Governing Fortune is (yet) another volume purporting be a comprehensive analysis of casino gambling in America. The authors, faculty members (law and business) at Creighton University in Omaha, do accomplish the goal of writing such a book, but they do so in a way that leaves this reader wondering to what end. A lot of the information is presented in a well-organized way, but most of the information is old information—or at least information that is generally known: casinos can be tools for jobs and economic development, casinos engender social costs, casinos can provide taxes and tax relief but not everywhere, the Internet presents difficult issues for governments as do other casino regulatory matters, and tribal gaming is also fraught with difficult issues. The writers do emphasize the economic performance of gaming properties more than other books do, but then this reader wonders what the information about price earnings ratios and stock prices means for citizens and policy-makers, or even scholars. There is no guiding theory. To what end am I being told all this stuff (albeit good stuff). The writers did establish themselves as gaming scholars with their studies of bankruptcies among players, and they are be commended for including data from their earlier studies here, but still I feel I may be missing the point. While they dwell on economic costs and benefits, they add nothing what Earl Grinols told us in his book Gambling in America: Costs and Benefits.

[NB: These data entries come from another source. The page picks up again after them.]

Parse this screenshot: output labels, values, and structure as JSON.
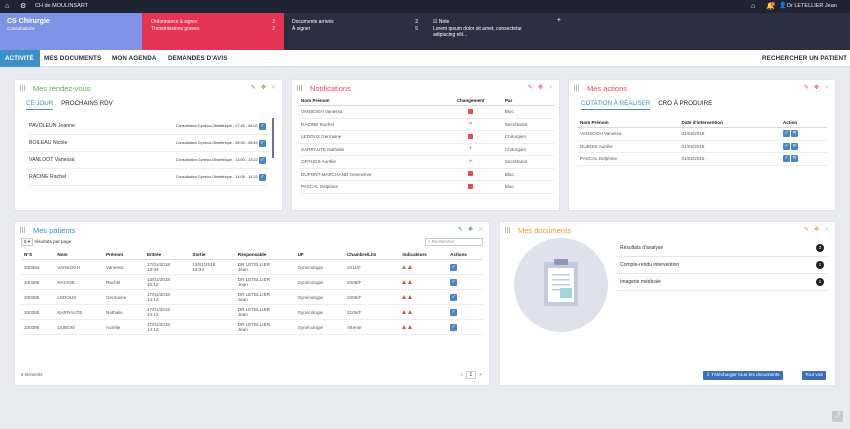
{
  "topbar": {
    "site": "CH de MOULINSART",
    "notif_count": "1",
    "user": "Dr LETELLIER Jean"
  },
  "header": {
    "service_title": "CS Chirurgie",
    "service_sub": "Consultations",
    "ord_label": "Ordonnance à signer",
    "ord_count": "2",
    "trans_label": "Transmissions graves",
    "trans_count": "2",
    "docs_label": "Documents arrivés",
    "docs_count": "2",
    "sign_label": "À signer",
    "sign_count": "5",
    "note_title": "Note",
    "note_text": "Lorem ipsum dolor sit amet, consectetur adipiscing elit..."
  },
  "nav": {
    "items": [
      "ACTIVITÉ",
      "MES DOCUMENTS",
      "MON AGENDA",
      "DEMANDES D'AVIS"
    ],
    "search": "RECHERCHER UN PATIENT"
  },
  "rdv": {
    "title": "Mes rendez-vous",
    "tabs": [
      "CE JOUR",
      "PROCHAINS RDV"
    ],
    "rows": [
      {
        "name": "PAVOLEUN Joanne",
        "info": "Consultation Gynéco-Obstétrique - 07:45 - 08:02"
      },
      {
        "name": "BOILEAU Nicole",
        "info": "Consultation Gynéco-Obstétrique - 08:30 - 08:45"
      },
      {
        "name": "VANLOOT Vanessa",
        "info": "Consultation Gynéco-Obstétrique - 13:00 - 13:22"
      },
      {
        "name": "RACINE Rachel",
        "info": "Consultation Gynéco-Obstétrique - 14:05 - 14:22"
      }
    ]
  },
  "notifs": {
    "title": "Notifications",
    "cols": [
      "Nom Prénom",
      "Changement",
      "Par"
    ],
    "rows": [
      {
        "name": "VANSOGH Vanessa",
        "change": "doc",
        "par": "Bloc"
      },
      {
        "name": "RACINE Rachel",
        "change": "x",
        "par": "Secrétariat"
      },
      {
        "name": "LEDOUX Germaine",
        "change": "doc",
        "par": "Chirurgien"
      },
      {
        "name": "SARRAUTE Nathalie",
        "change": "plus",
        "par": "Chirurgien"
      },
      {
        "name": "ORTHOS Aurélie",
        "change": "plus",
        "par": "Secrétariat"
      },
      {
        "name": "DUPONT-MARCHAND Geneviève",
        "change": "doc",
        "par": "Bloc"
      },
      {
        "name": "PASCAL Delphine",
        "change": "doc",
        "par": "Bloc"
      }
    ]
  },
  "actions": {
    "title": "Mes actions",
    "tabs": [
      "COTATION À RÉALISER",
      "CRO À PRODUIRE"
    ],
    "cols": [
      "Nom Prénom",
      "Date d'intervention",
      "Action"
    ],
    "rows": [
      {
        "name": "VANSOGH Vanessa",
        "date": "01/02/2018"
      },
      {
        "name": "DUBOIS Aurélie",
        "date": "01/02/2018"
      },
      {
        "name": "PASCAL Delphine",
        "date": "01/02/2018"
      }
    ]
  },
  "patients": {
    "title": "Mes patients",
    "page_size": "5",
    "page_size_label": "résultats par page",
    "search_placeholder": "Rechercher",
    "cols": [
      "N°S",
      "Nom",
      "Prénom",
      "Entrée",
      "Sortie",
      "Responsable",
      "UF",
      "Chambre/Lits",
      "Indicateurs",
      "Actions"
    ],
    "rows": [
      {
        "ns": "330384",
        "nom": "VANSOGH",
        "prenom": "Vanessa",
        "entree": "17/01/2018",
        "entree_h": "13:34",
        "sortie": "13/01/2018",
        "sortie_h": "13:34",
        "resp": "DR LETELLIER",
        "resp2": "Jean",
        "uf": "Gynécologie",
        "ch": "2411/F"
      },
      {
        "ns": "330385",
        "nom": "RACINE",
        "prenom": "Rachel",
        "entree": "13/01/2018",
        "entree_h": "10:12",
        "sortie": "",
        "sortie_h": "",
        "resp": "DR LETELLIER",
        "resp2": "Jean",
        "uf": "Gynécologie",
        "ch": "2406/F"
      },
      {
        "ns": "330385",
        "nom": "LEDOUX",
        "prenom": "Germaine",
        "entree": "17/01/2018",
        "entree_h": "14:12",
        "sortie": "",
        "sortie_h": "",
        "resp": "DR LETELLIER",
        "resp2": "Jean",
        "uf": "Gynécologie",
        "ch": "2406/F"
      },
      {
        "ns": "330385",
        "nom": "SARRAUTE",
        "prenom": "Nathalie",
        "entree": "17/01/2018",
        "entree_h": "14:12",
        "sortie": "",
        "sortie_h": "",
        "resp": "DR LETELLIER",
        "resp2": "Jean",
        "uf": "Gynécologie",
        "ch": "2106/F"
      },
      {
        "ns": "330385",
        "nom": "DUBOIS",
        "prenom": "Aurélie",
        "entree": "17/01/2018",
        "entree_h": "14:12",
        "sortie": "",
        "sortie_h": "",
        "resp": "DR LETELLIER",
        "resp2": "Jean",
        "uf": "Gynécologie",
        "ch": "Attente"
      }
    ],
    "footer": "5 éléments",
    "page": "1"
  },
  "docs": {
    "title": "Mes documents",
    "items": [
      {
        "label": "Résultats d'analyse",
        "count": "3"
      },
      {
        "label": "Compte-rendu intervention",
        "count": "1"
      },
      {
        "label": "Imagerie médicale",
        "count": "1"
      }
    ],
    "download_btn": "Télécharger tous les documents",
    "all_btn": "Tout voir"
  },
  "colors": {
    "accent": "#3c8fc8",
    "danger": "#e63353",
    "header_blue": "#7e93e6",
    "dark": "#1f2332"
  }
}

We find a chapter on history, but its offerings seem less fruitful than the histories provided long ago by Chavetz or Asbury, or more recently by I. Nelson Rose or David Schwartz. It is not a bad book; actually it is a pretty book. It is a book that all scholars of gaming should buy and have on their shelves. However, once put on the shelf, it may gather dust because it lacks a focus that will cry out a researcher in a time of need: grab me.